Entscheidungsstichwort (Thema)
Zwangsversteigerung eines Grundstücks. Verkündung des Zuschlagsbeschlusses. Einstellungsbewilligung nach Schluss der Versteigerung. Versagung des Zuschlags
Leitsatz (amtlich)
Die Einstellung des Verfahrens nach § 30 ZVG kann auch noch nach dem Schluss der Versteigerung bis zur vollständigen Verkündung des Zuschlags bewilligt werden, hat dann allerdings zur Folge, dass der Zuschlag zu versagen ist (§ 33 ZVG).
Normenkette
ZVG §§ 30, 33
Verfahrensgang
LG Dresden (Beschluss vom 24.05.2006; Aktenzeichen 13 T 869/05) |
AG Dresden (Entscheidung vom 04.08.2005; Aktenzeichen 523 K 1848/03) |
Tenor
Die Rechtsbeschwerde des Erstehers gegen den Beschluss der 13. Zivilkammer des LG Dresden vom 24.5.2006 wird zurückgewiesen.
Gründe
I.
[1] Auf Antrag der Gläubigerin wurde die Zwangsversteigerung eines Grundstücks der Schuldner angeordnet. Im Zwangsversteigerungstermin blieb der Ersteher der Meistbietende. Nachdem die Rechtspflegerin den Schluss der Versteigerung verkündet, die anwesenden Beteiligten über den Zuschlag angehört und mit der Verkündung des Zuschlagsbeschlusses begonnen hatte, wurde sie von dem Vertreter der Gläubigerin mit der Frage unterbrochen, warum der Zuschlag nicht nach § 85a Abs. 1 ZVG versagt werde. Die Rechtspflegerin verwies auf § 85a Abs. 3 ZVG, worauf der Gläubigervertreter erklärte, er bewillige die Einstellung des Verfahrens nach § 30 ZVG. Nach Erörterung der Sach- und Rechtslage wurde der Zuschlagsbeschluss auch im Übrigen verkündet.

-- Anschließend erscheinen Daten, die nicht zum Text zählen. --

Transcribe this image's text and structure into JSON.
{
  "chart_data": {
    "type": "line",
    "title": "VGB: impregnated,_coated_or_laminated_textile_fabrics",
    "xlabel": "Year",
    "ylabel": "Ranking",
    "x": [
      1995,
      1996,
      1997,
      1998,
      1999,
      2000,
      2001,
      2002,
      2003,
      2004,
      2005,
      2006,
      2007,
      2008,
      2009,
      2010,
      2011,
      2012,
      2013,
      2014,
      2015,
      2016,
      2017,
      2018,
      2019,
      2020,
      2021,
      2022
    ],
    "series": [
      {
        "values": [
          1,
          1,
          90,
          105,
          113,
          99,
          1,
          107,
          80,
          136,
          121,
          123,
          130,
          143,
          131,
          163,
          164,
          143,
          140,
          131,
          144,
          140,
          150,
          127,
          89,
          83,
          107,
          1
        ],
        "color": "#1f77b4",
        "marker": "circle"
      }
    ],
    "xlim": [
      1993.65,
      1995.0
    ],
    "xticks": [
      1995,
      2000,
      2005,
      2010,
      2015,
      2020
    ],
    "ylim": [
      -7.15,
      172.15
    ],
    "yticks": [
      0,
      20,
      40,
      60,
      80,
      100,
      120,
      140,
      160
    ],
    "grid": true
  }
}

[2] Auf die sofortige Beschwerde der Gläubigerin hat das LG den Zuschlag versagt. Mit der von dem LG zugelassenen Rechtsbeschwerde erstrebt der Ersteher die Wiederherstellung des Zuschlagsbeschlusses. Die Gläubigerin beantragt die Zurückweisung des Rechtsmittels.
II.
[3] Das Beschwerdegericht ist der Auffassung des Vollstreckungsgerichts entgegen getreten, für die Abgabe von Erklärungen und Anträgen sei während der Verkündung des Zuschlagsbeschlusses kein Raum mehr. Aus § 33 ZVG folge, dass die Einstellung des Verfahrens nach § 30 ZVG auch noch nach dem Schluss der Versteigerung bewilligt werden könne. Dies gelte jedenfalls bis zur vollständigen Verkündung des Tenors des Zuschlagsbeschlusses.
III.
[4] 1. Die nach § 574 Abs. 1 Nr. 2, Abs. 3 Satz 2 ZPO statthafte und auch im Übrigen zulässige (§ 575 ZPO) Rechtsbeschwerde ist unbegründet. Mit Recht ist das Beschwerdegericht davon ausgegangen, dass das Vollstreckungsgericht den Zuschlag hätte versagen müssen.
[5] a) Nach § 33 ZVG kann die Einstellung gem. § 30 ZVG auch noch nach dem Schluss der Versteigerung (§ 73 Abs. 2 ZVG) bewilligt werden, hat dann allerdings zur Folge, dass der Zuschlag zu versagen ist. Die Möglichkeit der Einstellung endet erst mit der vollständigen Verkündung des Zuschlags. Erst dann ist das Objekt der Zwangsversteigerung nach §§ 87, 89 f. ZVG der Disposition des betreibenden Gläubigers im Interesse einer eindeutigen dinglichen Zuordnung entzogen (vgl. Stöber, Zwangsversteigerungsgesetz, 18. Aufl., § 30 Anm. 2.12 und § 87 Anm. 3.7.; ebenso für den Fall der Rücknahme des Versteigerungsantrags a.a.O. § 29 Anm. 2.7 m.w.N.).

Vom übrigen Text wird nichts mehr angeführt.